Triste de s’y habituer. Triste de sentir qu’elles ne lui font
presque plus rien, mes absences. » (p114).
Face à
l’auto-stoppeur pour qui la vie ne peut être qu’un mouvement
perpétuel, il y a Sacha, l’écrivain, qui lui a besoin d’un lieu
où s’ancrer. Et c’est dans cette petite ville de Provence, la
ville de l’auto-stoppeur où il trouve ce point d’attache. Peu à
peu, avec le consentement implicite de ce dernier, il prendra sa
place auprès de Marie et d’Agustín, se demandant pourtant « ce
qui arrivera si l’auto-stoppeur revient. » (p285).
Ce très joli livre
au style fluide et poétique est une sorte de conte, de réflexion
sur le sens de la vie, le désir que l’on peut avoir de la
traverser sans attache, tel un voyageur sans bagage ou bien de la
vivre les deux pieds ancrés dans un lieu qui devient définitivement
le nôtre.
A la fin de son
histoire Sylvain Prudhomme évoque ce qui a peut-être été
l’étincelle qui a fait qu’il a écrit ce livre mais qui, en tous
cas, lui fait écho, « la chanson Famous blue raincoat de Léonard Cohen, sa chanson la plus triste, la plus belle, »
dit-il, « en forme de lettre écrite au milieu de la nuit, fin
décembre, à un ancien ami. Il est 4 heures du matin à New-York, la
ville dort alentour et Cohen demande à l’ancien ami des nouvelles.
Veut savoir s’il va bien. Il lui dit qu’il repense à la nuit où
Jane et lui ont failli partir ensemble. Il l’appelle son bourreau,
son frère. Il lui dit qu’il lui pardonne. Il le remercie pour ce
que Jane et lui ont vécu. Et il lui fait cette déclaration dont je
ne pense pas que beaucoup de longs poèmes l’égalent en beauté,
en justesse, en conscience de l’impermanence des choses en ce bas
monde : Je suis heureux que tu te sois trouvé sur ma route.

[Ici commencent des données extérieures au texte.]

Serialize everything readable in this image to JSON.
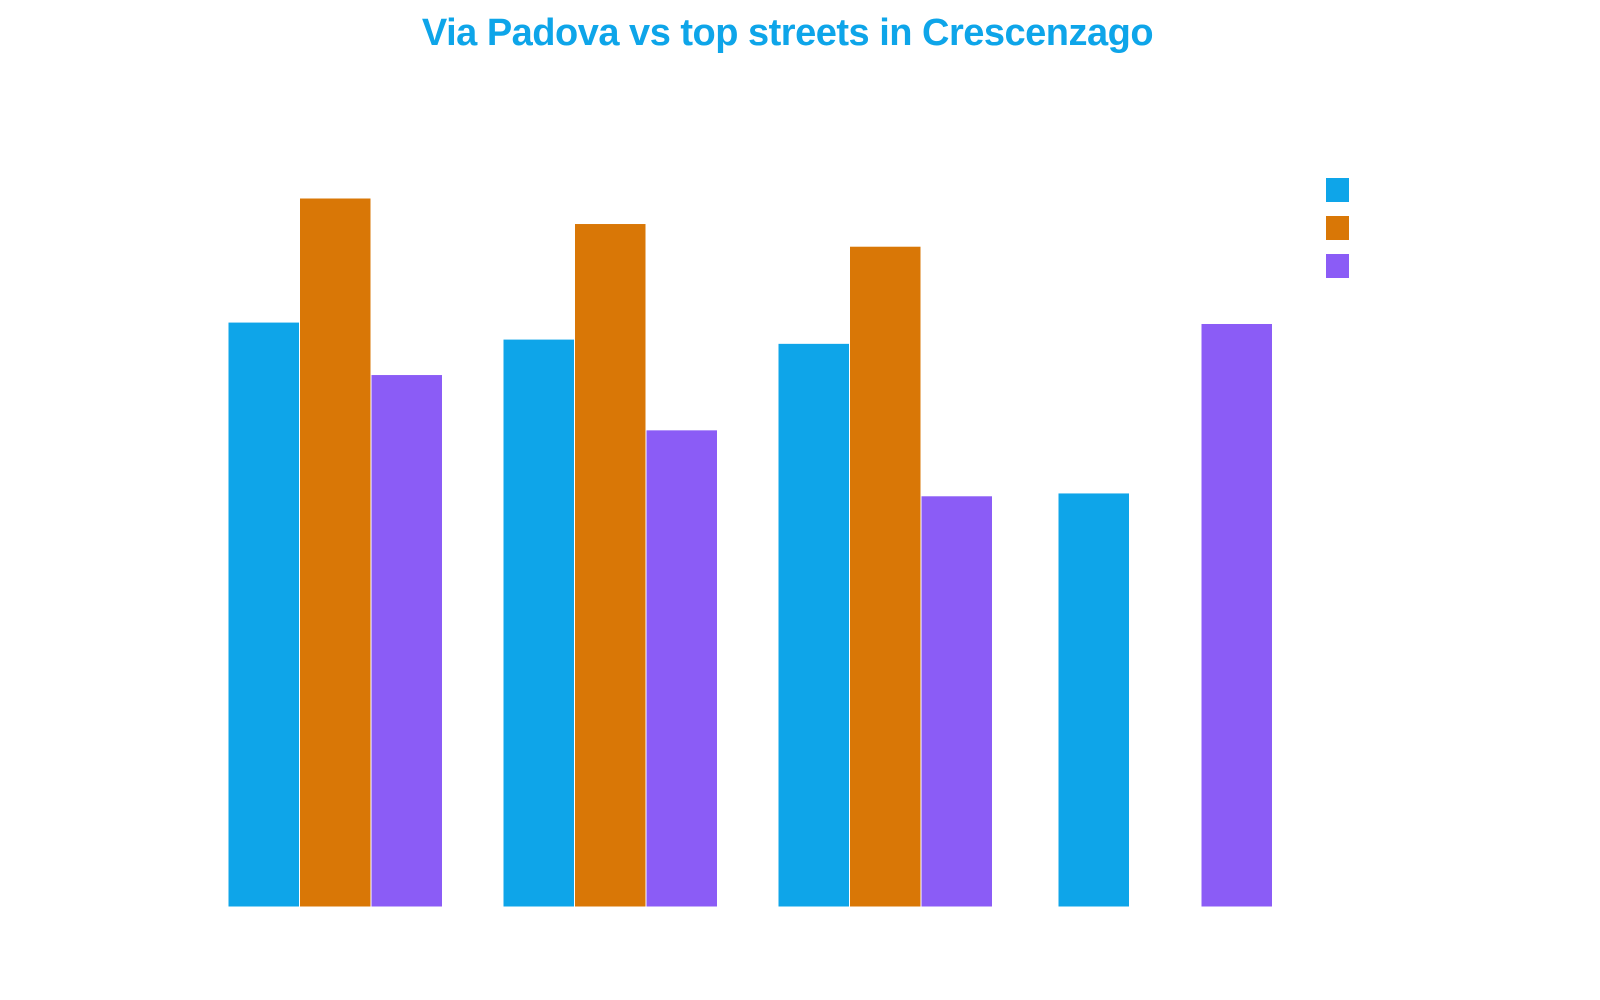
{
  "chart_data": {
    "type": "bar",
    "title": "Via Padova vs top streets in Crescenzago",
    "xlabel": "",
    "ylabel": "",
    "ylim": [
      0,
      100
    ],
    "grid": false,
    "legend_position": "top-right",
    "categories": [
      "",
      "",
      "",
      ""
    ],
    "series": [
      {
        "values": [
          82.5,
          80.1,
          79.5,
          58.4
        ],
        "color": "#0ea5e9"
      },
      {
        "values": [
          100,
          96.4,
          93.2,
          null
        ],
        "color": "#d97706"
      },
      {
        "values": [
          75.1,
          67.3,
          58.0,
          82.3
        ],
        "color": "#8b5cf6"
      }
    ]
  },
  "colors": {
    "title": "#0ea5e9",
    "background": "#ffffff"
  }
}
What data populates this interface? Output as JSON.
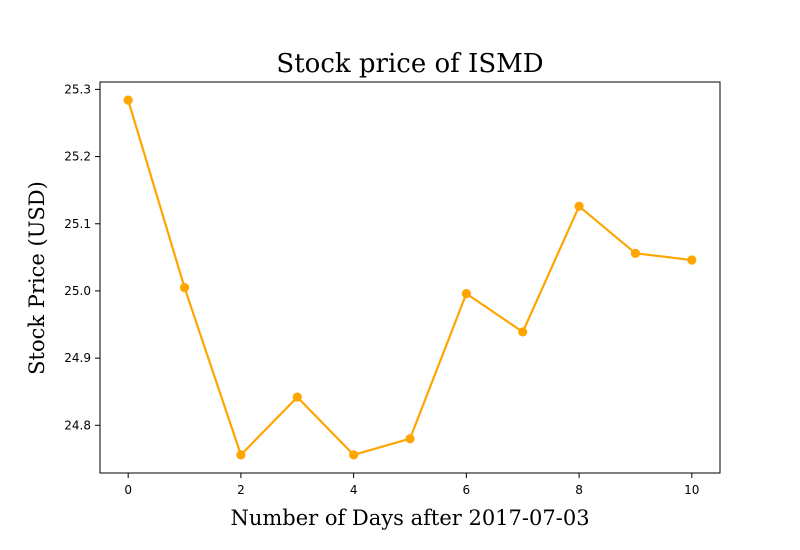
{
  "chart_data": {
    "type": "line",
    "title": "Stock price of ISMD",
    "xlabel": "Number of Days after 2017-07-03",
    "ylabel": "Stock Price (USD)",
    "x": [
      0,
      1,
      2,
      3,
      4,
      5,
      6,
      7,
      8,
      9,
      10
    ],
    "series": [
      {
        "values": [
          25.284,
          25.005,
          24.756,
          24.842,
          24.756,
          24.78,
          24.996,
          24.939,
          25.126,
          25.056,
          25.046
        ]
      }
    ],
    "xlim": [
      -0.5,
      10.5
    ],
    "ylim": [
      24.729,
      25.311
    ],
    "xticks": [
      0,
      2,
      4,
      6,
      8,
      10
    ],
    "xtick_labels": [
      "0",
      "2",
      "4",
      "6",
      "8",
      "10"
    ],
    "yticks": [
      24.8,
      24.9,
      25.0,
      25.1,
      25.2,
      25.3
    ],
    "ytick_labels": [
      "24.8",
      "24.9",
      "25.0",
      "25.1",
      "25.2",
      "25.3"
    ],
    "grid": false,
    "legend": "none",
    "line_color": "#FFA500",
    "marker": "circle"
  }
}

Parole de voyageurs. Parole d’habitué des routes, des carrefours,
des rencontres. Parole de vrai amoureux de la vie, reconnaissant aux
surprises qu’elle réserve. J’écoute Cohen et je pense à
l’auto-stoppeur. Je me demande où il vit. S’il est seul. S’il
est heureux » (p285-287). Il faut réécouter cette chanson et
la belle voix profonde de Léonard Cohen.
P.S. : Sylvain
Prudhomme évoque à plusieurs reprises au cours de son récit
l’écrivain italien Marco Lodoli et il m’a donné envie de le
découvrir. Et j’ai trouvé dans « Les Prétendants »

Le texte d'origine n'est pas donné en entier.